The adjusted odds for having oropharyngeal gonorrhea were 1.46-fold for men with ≥4 kissing-only partners and 1.81-fold for men with ≥4 kissing-with-sex partners.
Oropharyngeal gonorrhea may be spread via French kissing, according to a new study out of Australia that looked at oropharynx-to-oropharynx transmission of the sexually transmitted infection (STI).
Investigators in Melbourne recruited more than 3000 gay and bisexual men who have sex with men (MSM) to participate in the study, which relied on a survey to create a mathematical model of gonorrhea transmission. Their findings were published in the journal Sexually Transmitted Infections.
Participants, who had visited a sexual health clinic in Melbourne between March 2016 and February 2017, were stratified into 3 categories of relationships: kissing-only (ie, no sex including no oral and/or anal sex), sex-only (ie, any sex without kissing), and kissing-with-sex (ie, kissing with any sex).

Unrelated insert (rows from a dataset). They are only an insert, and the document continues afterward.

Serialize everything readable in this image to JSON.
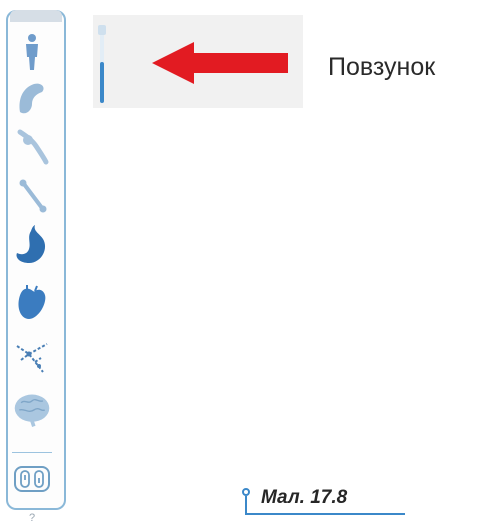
{
  "toolbar": {
    "tools": [
      {
        "name": "body-icon"
      },
      {
        "name": "skin-icon"
      },
      {
        "name": "muscle-icon"
      },
      {
        "name": "bone-icon"
      },
      {
        "name": "stomach-icon"
      },
      {
        "name": "heart-icon"
      },
      {
        "name": "nerves-icon"
      },
      {
        "name": "brain-icon"
      }
    ],
    "help_label": "?"
  },
  "slider_label": "Повзунок",
  "slider_value": 0.52,
  "figure_caption": "Мал. 17.8",
  "colors": {
    "accent": "#3b88c9",
    "arrow": "#e21b22",
    "tool_icon": "#4a7fb5",
    "toolbar_border": "#8ab8d8"
  }
}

The median age of participants was 30 years [interquartile range (IQR): 25—37] and 6.2% (n = 229) had oropharyngeal gonorrhea. The average number of kissing-only partners in the last 3 months was 4.3, sex-only partners 1.4, and kissing-with-sex partners 5.0. Sex-only was not affiliated with oropharyngeal gonorrhea but kissing-only and kissing-with-sex were.
“The adjusted odds for having oropharyngeal gonorrhea were 1.46-fold [95% confidence interval (CI) 1.04 to 2.06] for men with ≥4 kissing-only partners and 1.81-fold (95% CI 1.17 to 2.79) for men with ≥4 kissing-with-sex partners,” investigators reported.
The research team concluded that kissing appears to be associated with the transmission of oropharyngeal gonorrhea regardless of whether sex also occurs.
“This data challenges the accepted traditional transmission routes of gonorrhea held for the past 100 years, where a partner’s penis was thought to be the source of throat infection,” lead author Eric P. F. Chow, PhD, MPH, BSc, associate professor at Monash University, told Contagion®. “A key strength of this study is that we measured ‘kissing-only partners’ for the first time. This has not been done before. We found after we controlled statistically for the number of men kissed, that ‘the number of men someone had sex with but did not kiss’ was not associated with throat gonorrhea.”
Chow and his team hope that their study demonstrates that safe sex isn’t necessarily a catch-all.
“Through our research, we have shown that gonorrhea can be passed on through kissing. This will help people understand how the infection was introduced—particularly if they have not been sexually active,” Chow told Contagion®. “We know it’s unlikely that people will stop kissing, and our team is already doing a clinical trial examining whether daily use of mouthwash could prevent gonorrhea. If it works, it could be a simple and cheap intervention for everyone.”